With the digital explosion, most modern consumers have started using the internet to research Mutual Fund Distributors and evaluate, the person they want to trust with their money. Investing someone’s hard-earned money is a big challenge for MFDs, they have to ensure that their customer must grow their wealth over a period of time. This blog will discuss why an Indian MFD requires good mutual fund software to improve its AUM growth and increase its investors’ wealth.
- Mindset of Indian MFDs
Indian MFDs despite all the required knowledge lays one step behind because they are not able to adopt technology into their business. Some MFDs fear incorporating technology into their business and rely on manual operations. Others found tech investment to be a waste of money. In this digital age, they must automate their business with high-quality mutual fund software in India. MFDs need to understand the importance of technology as an unsystematic risk, where investors cannot be rewarded for not diversifying their portfolios, you will have to bear the loss, and similarly, MFDs will have to bear the loss of not getting tech-upgrade.

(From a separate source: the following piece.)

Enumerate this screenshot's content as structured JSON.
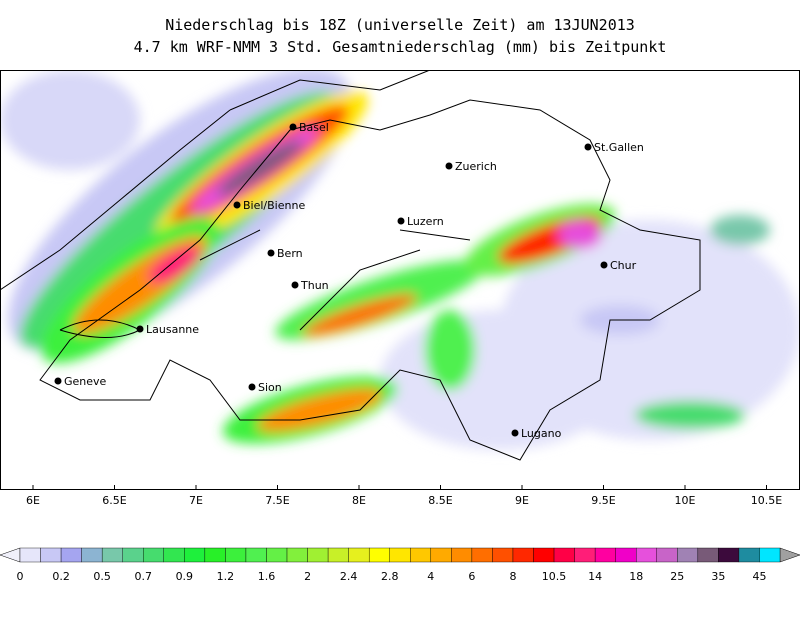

- Competition from peer mutual fund distributors
As per the latest SEBI reports (28 February 2019), there is a total of 1.24 lakh MFDs in India. Later AMFI published the statistics on December 2021 and reported 1.18 lakh individual MFDs. Considering a population size of 1.35 billion, there is roughly one MFD for every 11,400 people in India. However, the investing crowd in India is way smaller, which increases the challenge of rising competition.
Again technology can rescue. MFDs are required to invest a considerable chunk of their earnings into technology. Technology helps them in becoming more digitally presentable, especially in front of Gen-Z.
- Competition from online distributors like Zerodha, ET Money, and large distributors like banks
As per a survey conducted by Cafemutual, a large number of MFDs in India believe that competition from online distributors like Paytm, Zerodha, and ET Money, and large distributors like banks and NDs is their biggest challenge that is hurdling their business growth.
To overcome this challenge, MFDs also need to tighten their relationship with technology and upgrade themselves with the ongoing process of digitalization. It is important to understand that these big online platforms also have their drawbacks, e.g. there is no personal touch, an investor is generally handled by a chatbot or call recordings initially. Moreover, an investor might broadly receive a tech-related solution, but no financial solution or advisory. An MFD is the single most entity that can fill this gap through efficient usage of technology.
- Competition from direct investors
Despite the strong awareness campaigns by AMFI “Mutual funds Sahi hai”, which advocates mutual funds as the ‘right choice’ for retail investors. There is an acute rise in direct retail investments. Investors are not ready to understand the inherent benefits of investing in mutual funds in the form of liquidity and diversification, coupled with the potential to generate high equity-driven returns. It is evident that mutual funds are more optimal investment options than other traditional options including bank deposits, gold, pension schemes, etc.
The challenge for an MFD is to switch this audience from undisciplined and risky direct investments to systematic investment plans. For that, an MFD can link the goals and future targets of investors with their periodical investments and keep their clients engaged by continuously revising their portfolios, which a good MF software can help by automating the overall process.